Declines of peatland water table forces climate warming despite methane emission drawdown

Abstract Drainage and reduction in precipitation due to climate change have led to global declines in the water table (WT) of pristine peatlands, which have increased ecosystem releases of carbon dioxide (CO 2 ) and nitrous oxide (N 2 O) and decreased emissions of methane (CH 4 ). However, the trade-offs in these changes on net greenhouse gas (GHG) balances of peatlands globally remains unknown.

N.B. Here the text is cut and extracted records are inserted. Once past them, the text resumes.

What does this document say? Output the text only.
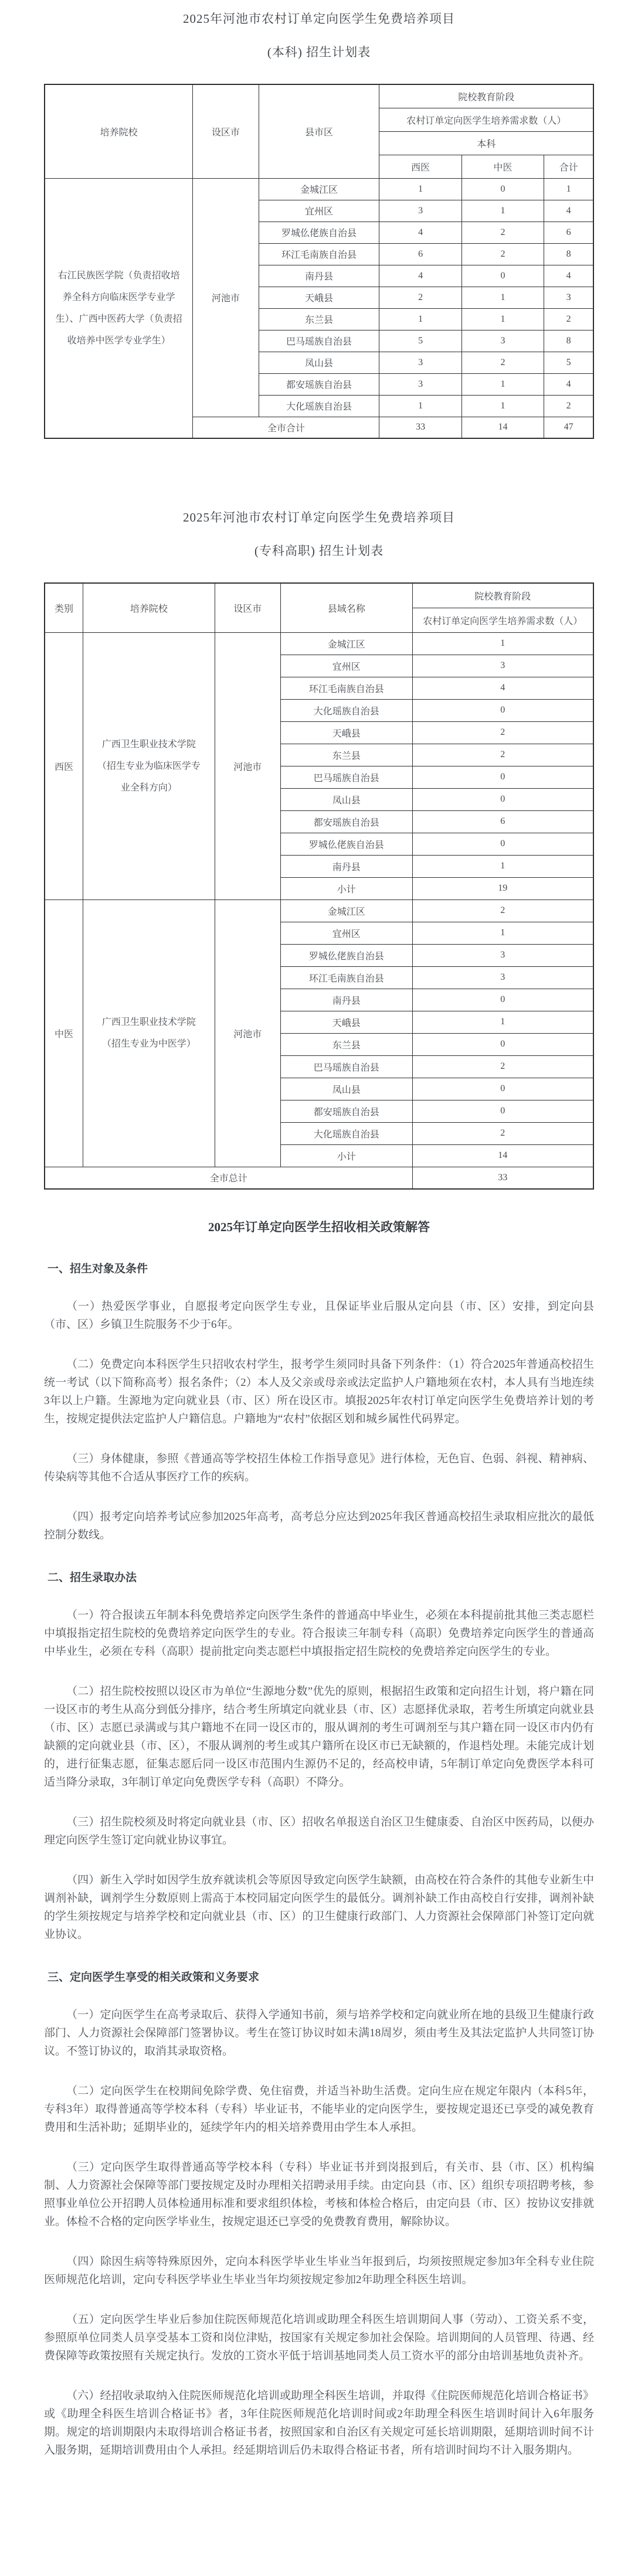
2025年河池市农村订单定向医学生免费培养项目
(本科) 招生计划表
培养院校	设区市	县市区	院校教育阶段		
			农村订单定向医学生培养需求数（人）		
			本科		
			西医	中医	合计
右江民族医学院（负责招收培养全科方向临床医学专业学生）、广西中医药大学（负责招收培养中医学专业学生）	河池市	金城江区	1	0	1
		宜州区	3	1	4
		罗城仫佬族自治县	4	2	6
		环江毛南族自治县	6	2	8
		南丹县	4	0	4
		天峨县	2	1	3
		东兰县	1	1	2
		巴马瑶族自治县	5	3	8
		凤山县	3	2	5
		都安瑶族自治县	3	1	4
		大化瑶族自治县	1	1	2
	全市合计		33	14	47
2025年河池市农村订单定向医学生免费培养项目
(专科高职) 招生计划表
类别	培养院校	设区市	县域名称	院校教育阶段
				农村订单定向医学生培养需求数（人）
西医	广西卫生职业技术学院（招生专业为临床医学专业全科方向）	河池市	金城江区	1
			宜州区	3
			环江毛南族自治县	4
			大化瑶族自治县	0
			天峨县	2
			东兰县	2
			巴马瑶族自治县	0
			凤山县	0
			都安瑶族自治县	6
			罗城仫佬族自治县	0
			南丹县	1
			小计	19
中医	广西卫生职业技术学院（招生专业为中医学）	河池市	金城江区	2
			宜州区	1
			罗城仫佬族自治县	3
			环江毛南族自治县	3
			南丹县	0
			天峨县	1
			东兰县	0
			巴马瑶族自治县	2
			凤山县	0
			都安瑶族自治县	0
			大化瑶族自治县	2
			小计	14
全市总计				33
2025年订单定向医学生招收相关政策解答
一、招生对象及条件

（一）热爱医学事业，自愿报考定向医学生专业，且保证毕业后服从定向县（市、区）安排，到定向县（市、区）乡镇卫生院服务不少于6年。

（二）免费定向本科医学生只招收农村学生，报考学生须同时具备下列条件：（1）符合2025年普通高校招生统一考试（以下简称高考）报名条件；（2）本人及父亲或母亲或法定监护人户籍地须在农村，本人具有当地连续3年以上户籍。生源地为定向就业县（市、区）所在设区市。填报2025年农村订单定向医学生免费培养计划的考生，按规定提供法定监护人户籍信息。户籍地为“农村”依据区划和城乡属性代码界定。

（三）身体健康，参照《普通高等学校招生体检工作指导意见》进行体检，无色盲、色弱、斜视、精神病、传染病等其他不合适从事医疗工作的疾病。

（四）报考定向培养考试应参加2025年高考，高考总分应达到2025年我区普通高校招生录取相应批次的最低控制分数线。

二、招生录取办法

（一）符合报读五年制本科免费培养定向医学生条件的普通高中毕业生，必须在本科提前批其他三类志愿栏中填报指定招生院校的免费培养定向医学生的专业。符合报读三年制专科（高职）免费培养定向医学生的普通高中毕业生，必须在专科（高职）提前批定向类志愿栏中填报指定招生院校的免费培养定向医学生的专业。

（二）招生院校按照以设区市为单位“生源地分数”优先的原则，根据招生政策和定向招生计划，将户籍在同一设区市的考生从高分到低分排序，结合考生所填定向就业县（市、区）志愿择优录取，若考生所填定向就业县（市、区）志愿已录满或与其户籍地不在同一设区市的，服从调剂的考生可调剂至与其户籍在同一设区市内仍有缺额的定向就业县（市、区），不服从调剂的考生或其户籍所在设区市已无缺额的，作退档处理。未能完成计划的，进行征集志愿，征集志愿后同一设区市范围内生源仍不足的，经高校申请，5年制订单定向免费医学本科可适当降分录取，3年制订单定向免费医学专科（高职）不降分。

（三）招生院校须及时将定向就业县（市、区）招收名单报送自治区卫生健康委、自治区中医药局，以便办理定向医学生签订定向就业协议事宜。

（四）新生入学时如因学生放弃就读机会等原因导致定向医学生缺额，由高校在符合条件的其他专业新生中调剂补缺，调剂学生分数原则上需高于本校同届定向医学生的最低分。调剂补缺工作由高校自行安排，调剂补缺的学生须按规定与培养学校和定向就业县（市、区）的卫生健康行政部门、人力资源社会保障部门补签订定向就业协议。

三、定向医学生享受的相关政策和义务要求

（一）定向医学生在高考录取后、获得入学通知书前，须与培养学校和定向就业所在地的县级卫生健康行政部门、人力资源社会保障部门签署协议。考生在签订协议时如未满18周岁，须由考生及其法定监护人共同签订协议。不签订协议的，取消其录取资格。

（二）定向医学生在校期间免除学费、免住宿费，并适当补助生活费。定向生应在规定年限内（本科5年，专科3年）取得普通高等学校本科（专科）毕业证书，不能毕业的定向医学生，要按规定退还已享受的减免教育费用和生活补助；延期毕业的，延续学年内的相关培养费用由学生本人承担。

（三）定向医学生取得普通高等学校本科（专科）毕业证书并到岗报到后，有关市、县（市、区）机构编制、人力资源社会保障等部门要按规定及时办理相关招聘录用手续。由定向县（市、区）组织专项招聘考核，参照事业单位公开招聘人员体检通用标准和要求组织体检，考核和体检合格后，由定向县（市、区）按协议安排就业。体检不合格的定向医学毕业生，按规定退还已享受的免费教育费用，解除协议。

（四）除因生病等特殊原因外，定向本科医学毕业生毕业当年报到后，均须按照规定参加3年全科专业住院医师规范化培训，定向专科医学毕业生毕业当年均须按规定参加2年助理全科医生培训。

（五）定向医学生毕业后参加住院医师规范化培训或助理全科医生培训期间人事（劳动）、工资关系不变，参照原单位同类人员享受基本工资和岗位津贴，按国家有关规定参加社会保险。培训期间的人员管理、待遇、经费保障等政策按照有关规定执行。发放的工资水平低于培训基地同类人员工资水平的部分由培训基地负责补齐。

（六）经招收录取纳入住院医师规范化培训或助理全科医生培训，并取得《住院医师规范化培训合格证书》或《助理全科医生培训合格证书》者，3年住院医师规范化培训时间或2年助理全科医生培训时间计入6年服务期。规定的培训期限内未取得培训合格证书者，按照国家和自治区有关规定可延长培训期限，延期培训时间不计入服务期，延期培训费用由个人承担。经延期培训后仍未取得合格证书者，所有培训时间均不计入服务期内。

Using meta-analysis and bootstrapped upscaling approaches, we assessed the global effect of WT decline on net GHG balances in peatlands, considering both on- and off-site (e.g., biomass removal, hydrological export, ditch emission) ecosystem fluxes of CO 2 , CH 4 and N 2 O. We found that drainage caused a significant increase in net emissions of CO 2 by 0.90 (95% confidence interval: 0.72–1.08) Pg CO 2 yr –1 and of N 2 O by 0.09 (0.05–0.12) Pg CO 2 -eq. yr –1 , while emissions of CH 4 decreased by 0.30 (0.13–0.48) Pg CO 2 -eq. yr –1 . The overall GHG balance significantly increased by 0.68 (0.43–0.94) Pg CO 2 -eq. yr –1 . Climate, land use, and time since drainage introduced variability, with the conversion of (sub)tropical peatlands to agriculture and forestry dominating net global increases in peatland emissions (105%, range: 63–147%). In contrast, forestry in boreal peatlands reduced global GHG emissions by –4% (–8~–1%). Conversion of temperate and boreal peatlands to agriculture and forestry land uses was climate neutral overall, as increases in CO 2 and N 2 O emissions were offset by reductions in CH 4 emissions. Drained (sub)tropical peatlands for agriculture and forestry are global GHG emission hotspots. Conserving pristine peatlands and restoring degraded peatlands are needed particularly in the (sub)tropics for climate change mitigation.